Friendly fraud, also known as chargeback fraud, is on the rise. This type of fraud involves the legitimate cardholder making a purchase, then requesting a chargeback, claiming they didn’t authorize the payment or weren’t satisfied with the product or service.
Digital trust and safety solution provider Sift reports that chargebacks increased over 35% from Q1 to Q4 2022, and about one-fourth of consumers admit to committing friendly fraud.
Card Testing Fraud
Card testing fraud occurs when someone tests a stolen card to determine if they can use it to make purchases. They do this in several ways; some will validate cards by adding them to online accounts or apps that take payments. Others will run a series of transactions across several websites to see if a card declines or processes the payments. If they can successfully verify a stolen card, fraudsters will either resell it on the dark web or use it themselves.

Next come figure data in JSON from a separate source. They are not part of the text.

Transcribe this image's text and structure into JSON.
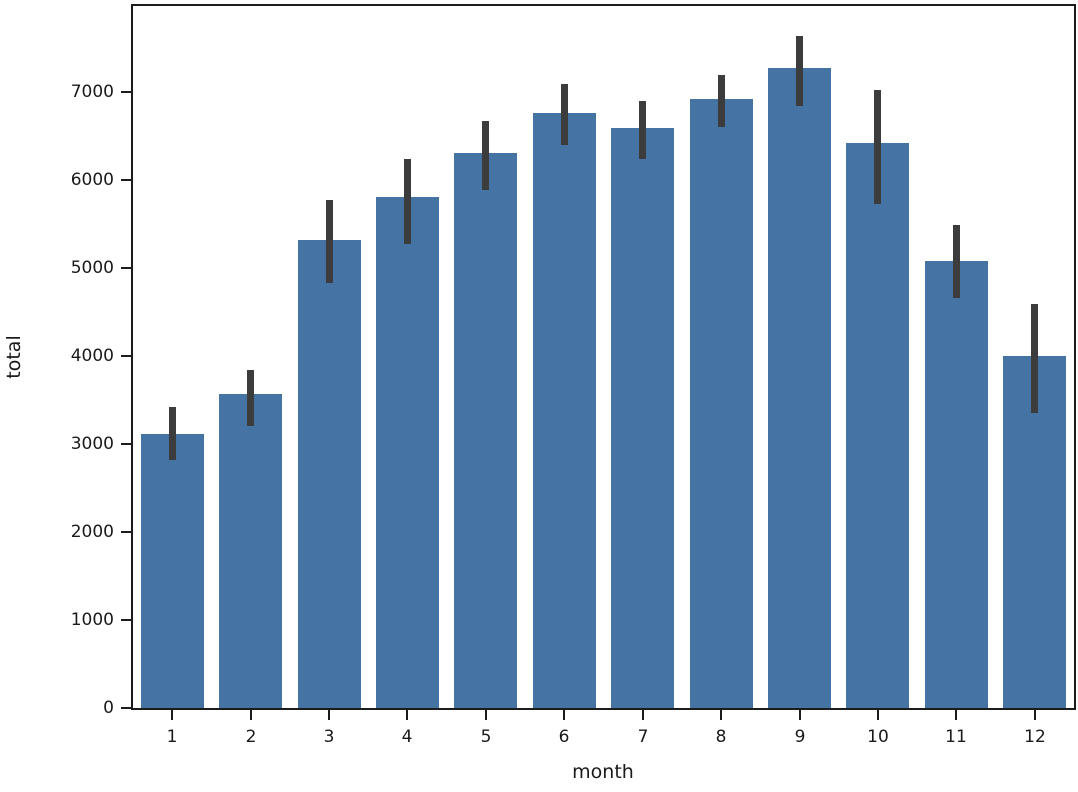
{
  "chart_data": {
    "type": "bar",
    "title": "",
    "xlabel": "month",
    "ylabel": "total",
    "categories": [
      "1",
      "2",
      "3",
      "4",
      "5",
      "6",
      "7",
      "8",
      "9",
      "10",
      "11",
      "12"
    ],
    "values": [
      3110,
      3570,
      5320,
      5810,
      6310,
      6760,
      6590,
      6920,
      7280,
      6420,
      5080,
      4000
    ],
    "error_low": [
      2820,
      3210,
      4830,
      5280,
      5890,
      6400,
      6240,
      6600,
      6840,
      5730,
      4660,
      3350
    ],
    "error_high": [
      3420,
      3850,
      5770,
      6250,
      6680,
      7090,
      6900,
      7190,
      7640,
      7030,
      5490,
      4590
    ],
    "y_ticks": [
      0,
      1000,
      2000,
      3000,
      4000,
      5000,
      6000,
      7000
    ],
    "ylim": [
      0,
      7980
    ],
    "grid": false,
    "legend": "none",
    "bar_color": "#4573a3",
    "error_bar_color": "#3c3c3c",
    "axis_color": "#1c1c1c",
    "text_color": "#1a1a1a"
  }
}
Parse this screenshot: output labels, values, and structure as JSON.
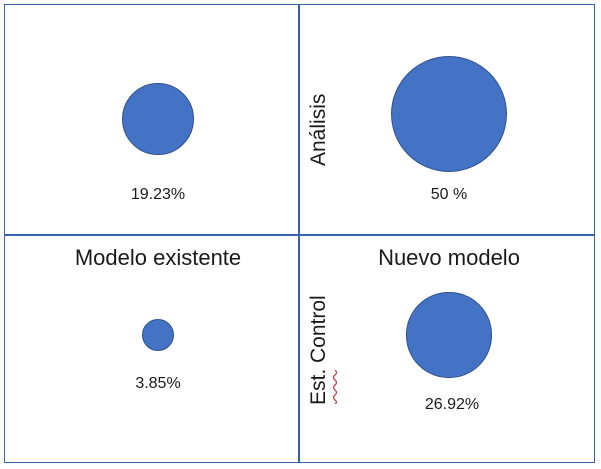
{
  "quadrants": [
    {
      "id": "top-left",
      "value_label": "19.23%",
      "value": 19.23
    },
    {
      "id": "top-right",
      "value_label": "50 %",
      "value": 50
    },
    {
      "id": "bottom-left",
      "value_label": "3.85%",
      "value": 3.85
    },
    {
      "id": "bottom-right",
      "value_label": "26.92%",
      "value": 26.92
    }
  ],
  "column_headers": {
    "left": "Modelo existente",
    "right": "Nuevo modelo"
  },
  "row_labels": {
    "top": "Análisis",
    "bottom": "Est. Control"
  },
  "colors": {
    "bubble_fill": "#4472c4",
    "bubble_stroke": "#2f528f",
    "grid_line": "#3a63ad",
    "spellcheck_underline": "#d0312d"
  }
}
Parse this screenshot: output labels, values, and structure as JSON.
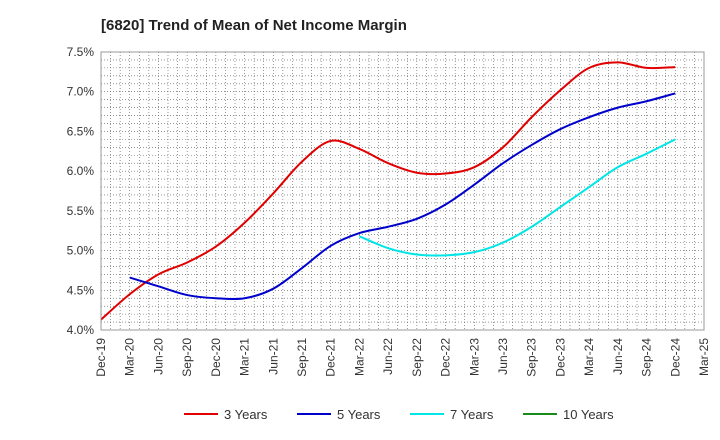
{
  "chart_data": {
    "type": "line",
    "title": "[6820]  Trend of Mean of Net Income Margin",
    "xlabel": "",
    "ylabel": "",
    "ylim": [
      4.0,
      7.5
    ],
    "grid": true,
    "legend_placement": "bottom",
    "x_ticks": [
      "Dec-19",
      "Mar-20",
      "Jun-20",
      "Sep-20",
      "Dec-20",
      "Mar-21",
      "Jun-21",
      "Sep-21",
      "Dec-21",
      "Mar-22",
      "Jun-22",
      "Sep-22",
      "Dec-22",
      "Mar-23",
      "Jun-23",
      "Sep-23",
      "Dec-23",
      "Mar-24",
      "Jun-24",
      "Sep-24",
      "Dec-24",
      "Mar-25"
    ],
    "y_ticks": [
      "4.0%",
      "4.5%",
      "5.0%",
      "5.5%",
      "6.0%",
      "6.5%",
      "7.0%",
      "7.5%"
    ],
    "series": [
      {
        "name": "3 Years",
        "color": "#e00000",
        "x": [
          "Dec-19",
          "Mar-20",
          "Jun-20",
          "Sep-20",
          "Dec-20",
          "Mar-21",
          "Jun-21",
          "Sep-21",
          "Dec-21",
          "Mar-22",
          "Jun-22",
          "Sep-22",
          "Dec-22",
          "Mar-23",
          "Jun-23",
          "Sep-23",
          "Dec-23",
          "Mar-24",
          "Jun-24",
          "Sep-24",
          "Dec-24"
        ],
        "values": [
          4.13,
          4.45,
          4.7,
          4.85,
          5.05,
          5.35,
          5.72,
          6.12,
          6.38,
          6.28,
          6.1,
          5.98,
          5.97,
          6.05,
          6.3,
          6.68,
          7.02,
          7.3,
          7.37,
          7.3,
          7.31
        ]
      },
      {
        "name": "5 Years",
        "color": "#0000cc",
        "x": [
          "Mar-20",
          "Jun-20",
          "Sep-20",
          "Dec-20",
          "Mar-21",
          "Jun-21",
          "Sep-21",
          "Dec-21",
          "Mar-22",
          "Jun-22",
          "Sep-22",
          "Dec-22",
          "Mar-23",
          "Jun-23",
          "Sep-23",
          "Dec-23",
          "Mar-24",
          "Jun-24",
          "Sep-24",
          "Dec-24"
        ],
        "values": [
          4.66,
          4.55,
          4.44,
          4.4,
          4.4,
          4.52,
          4.78,
          5.06,
          5.22,
          5.3,
          5.4,
          5.58,
          5.83,
          6.1,
          6.33,
          6.53,
          6.68,
          6.8,
          6.88,
          6.98
        ]
      },
      {
        "name": "7 Years",
        "color": "#00e5e5",
        "x": [
          "Mar-22",
          "Jun-22",
          "Sep-22",
          "Dec-22",
          "Mar-23",
          "Jun-23",
          "Sep-23",
          "Dec-23",
          "Mar-24",
          "Jun-24",
          "Sep-24",
          "Dec-24"
        ],
        "values": [
          5.18,
          5.03,
          4.95,
          4.94,
          4.98,
          5.1,
          5.3,
          5.55,
          5.8,
          6.05,
          6.22,
          6.4
        ]
      },
      {
        "name": "10 Years",
        "color": "#1a8a1a",
        "x": [],
        "values": []
      }
    ]
  }
}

If signs of card testing aren’t identified in time, merchants could face a financial crisis. Unfortunately, small- to medium-sized businesses and organizations that accept donations are often particularly vulnerable to card testing.

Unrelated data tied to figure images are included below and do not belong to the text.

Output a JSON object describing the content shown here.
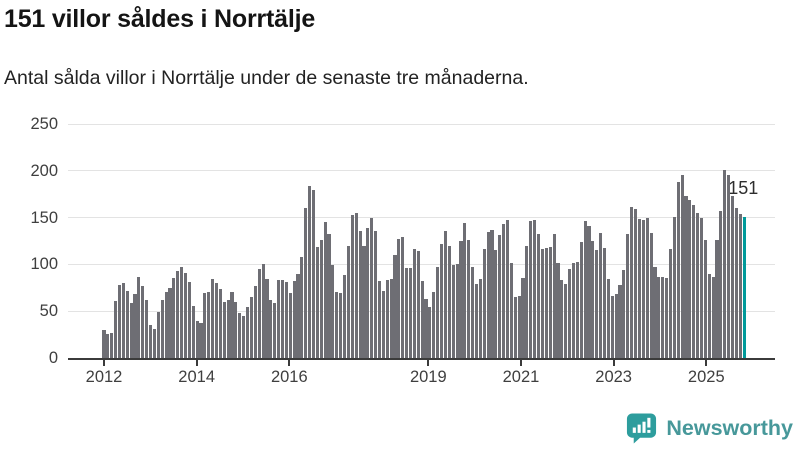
{
  "header": {
    "title": "151 villor såldes i Norrtälje",
    "subtitle": "Antal sålda villor i Norrtälje under de senaste tre månaderna."
  },
  "chart_data": {
    "type": "bar",
    "title": "151 villor såldes i Norrtälje",
    "subtitle": "Antal sålda villor i Norrtälje under de senaste tre månaderna.",
    "unit": "antal sålda villor",
    "frequency": "monthly",
    "x_start": "2012-01",
    "x_end": "2025-10",
    "ylim": [
      0,
      250
    ],
    "y_ticks": [
      0,
      50,
      100,
      150,
      200,
      250
    ],
    "x_ticks": [
      2012,
      2014,
      2016,
      2019,
      2021,
      2023,
      2025
    ],
    "grid": "horizontal",
    "legend": "none",
    "annotation": {
      "label": "151"
    },
    "highlight": {
      "index": 165,
      "value": 151
    },
    "series": [
      {
        "name": "Antal sålda villor, rullande tre månader",
        "values": [
          30,
          26,
          27,
          61,
          78,
          80,
          72,
          59,
          68,
          87,
          77,
          62,
          35,
          31,
          49,
          62,
          70,
          75,
          86,
          93,
          97,
          91,
          81,
          56,
          40,
          37,
          69,
          71,
          84,
          80,
          74,
          60,
          62,
          71,
          60,
          48,
          45,
          54,
          65,
          77,
          95,
          100,
          84,
          62,
          59,
          83,
          83,
          81,
          69,
          82,
          90,
          108,
          160,
          184,
          180,
          119,
          126,
          145,
          132,
          99,
          70,
          69,
          89,
          120,
          153,
          155,
          136,
          120,
          139,
          150,
          136,
          82,
          72,
          83,
          84,
          110,
          127,
          129,
          96,
          96,
          116,
          114,
          82,
          63,
          54,
          70,
          97,
          122,
          136,
          120,
          99,
          100,
          125,
          144,
          126,
          97,
          79,
          84,
          117,
          135,
          137,
          115,
          131,
          143,
          147,
          102,
          65,
          66,
          86,
          120,
          146,
          147,
          132,
          116,
          118,
          119,
          133,
          101,
          83,
          79,
          95,
          101,
          103,
          124,
          146,
          141,
          125,
          115,
          134,
          118,
          84,
          66,
          68,
          78,
          94,
          133,
          161,
          159,
          148,
          147,
          150,
          134,
          97,
          87,
          87,
          86,
          117,
          151,
          188,
          196,
          173,
          169,
          163,
          155,
          150,
          126,
          90,
          87,
          126,
          157,
          201,
          196,
          173,
          160,
          154,
          151
        ]
      }
    ]
  },
  "colors": {
    "bar": "#6e6e74",
    "highlight": "#009a9a",
    "grid": "#e3e3e3",
    "axis": "#3b3b3b",
    "tick_label": "#3f3f3f",
    "title": "#141414",
    "annotation": "#2e2e2e",
    "logo": "#2d9d9d",
    "logo_text": "#47989a"
  },
  "footer": {
    "brand": "Newsworthy"
  }
}
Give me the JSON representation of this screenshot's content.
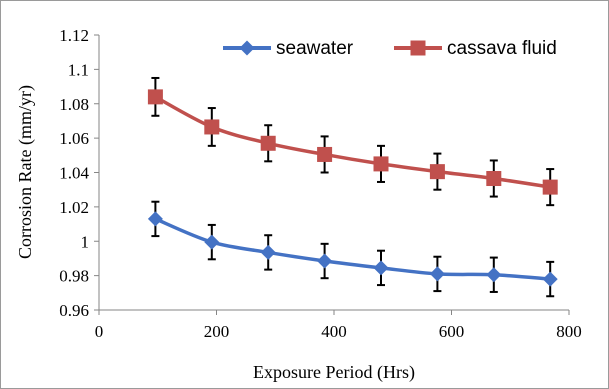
{
  "chart_data": {
    "type": "line",
    "xlabel": "Exposure Period (Hrs)",
    "ylabel": "Corrosion Rate (mm/yr)",
    "xlim": [
      0,
      800
    ],
    "ylim": [
      0.96,
      1.12
    ],
    "x_ticks": [
      "0",
      "200",
      "400",
      "600",
      "800"
    ],
    "y_ticks": [
      "0.96",
      "0.98",
      "1",
      "1.02",
      "1.04",
      "1.06",
      "1.08",
      "1.1",
      "1.12"
    ],
    "x_tick_values": [
      0,
      200,
      400,
      600,
      800
    ],
    "y_tick_values": [
      0.96,
      0.98,
      1.0,
      1.02,
      1.04,
      1.06,
      1.08,
      1.1,
      1.12
    ],
    "grid": false,
    "legend_position": "top-right",
    "x": [
      96,
      192,
      288,
      384,
      480,
      576,
      672,
      768
    ],
    "series": [
      {
        "name": "seawater",
        "color": "#4472c4",
        "marker": "diamond",
        "values": [
          1.013,
          0.9995,
          0.9935,
          0.9885,
          0.9845,
          0.981,
          0.9805,
          0.978
        ],
        "error": [
          0.01,
          0.01,
          0.01,
          0.01,
          0.01,
          0.01,
          0.01,
          0.01
        ]
      },
      {
        "name": "cassava fluid",
        "color": "#c0504d",
        "marker": "square",
        "values": [
          1.084,
          1.0665,
          1.057,
          1.0505,
          1.045,
          1.0405,
          1.0365,
          1.0315
        ],
        "error": [
          0.011,
          0.011,
          0.0105,
          0.0105,
          0.0105,
          0.0105,
          0.0105,
          0.0105
        ]
      }
    ]
  }
}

A type of fraud that is especially dangerous to ISOs, software providers and PayFacs is merchant fraud. This occurs when a fraudster poses as a legitimate company to steal from businesses and consumers.
These actors may offer expensive or rare items at bargain prices to entice people to buy something. In some cases, fraudsters may take the money and disappear completely. Other times, they may deliver counterfeit or low-quality products to customers who paid full price for what they assumed was genuine.
Unfortunately, payment providers are often liable for merchant fraud - primarily if the transactions occurred on their own platform.
Top 5 Tips to Reduce Payment Fraud
Although fraud rates are growing every year, there are processes you can implement to reduce your risks of becoming a victim. These five anti-fraud activities should be a part of every business’s fraud mitigation strategy:
- Carefully evaluate merchant services applications. Conduct in-depth risk-scoring analyses when onboarding new merchant accounts in compliance with Know Your Customer (KYC) and other regulations. Then, prioritize ongoing monitoring of their activities after they’re using your platform to watch for suspicious activity.
- Monitor transactions for irregularities. Stay vigilant for unusual behavior, such as large transaction volumes, purchases in different geographic regions, and payment activity at unusual times of the day. If you suspect foul play, notify your merchant or contact the consumer’s bank so they can investigate before releasing funds.
- Flag unusually large transactions. Keep an eye out for unusually large transactions or orders, and flag any that seem suspicious.
- Enforce multi-factor authentication. Ensure no one can access a merchant’s system without several ways to authenticate their identity. For instance, you may require a password, PIN and IP address to log in to your merchant portal.
- Use advanced, AI-powered fraud detection and prevention solutions. Solutions leveraging artificial intelligence (AI) can detect fraud, identify customers who pose a high risk and flag new accounts to prevent purchases by fraudsters who have committed identity theft.
Fight Back Against Payment Fraud
The tips above for reducing payment fraud will be more effective if you implement them with the help of technology, especially with advanced capabilities from AI. With real-time database searches and instant alerts, ISOs, software developers and PayFacs can use AI solutions like Kount to minimize their risk of attack and ensure they are KYC-compliant.
Other solutions, like our Automatic Card Testing Detection tool, detect anomalies in activity or behavior in near real-time, allowing you to stop fraudulent transactions before they harm your business.
Fraud should never be considered the cost of doing business—because the cost is too high. In addition to protecting your own interests, you have a responsibility to the merchants that rely on you for payment services (and the consumers who do business with them) to do all you can to protect their accounts and cardholder data.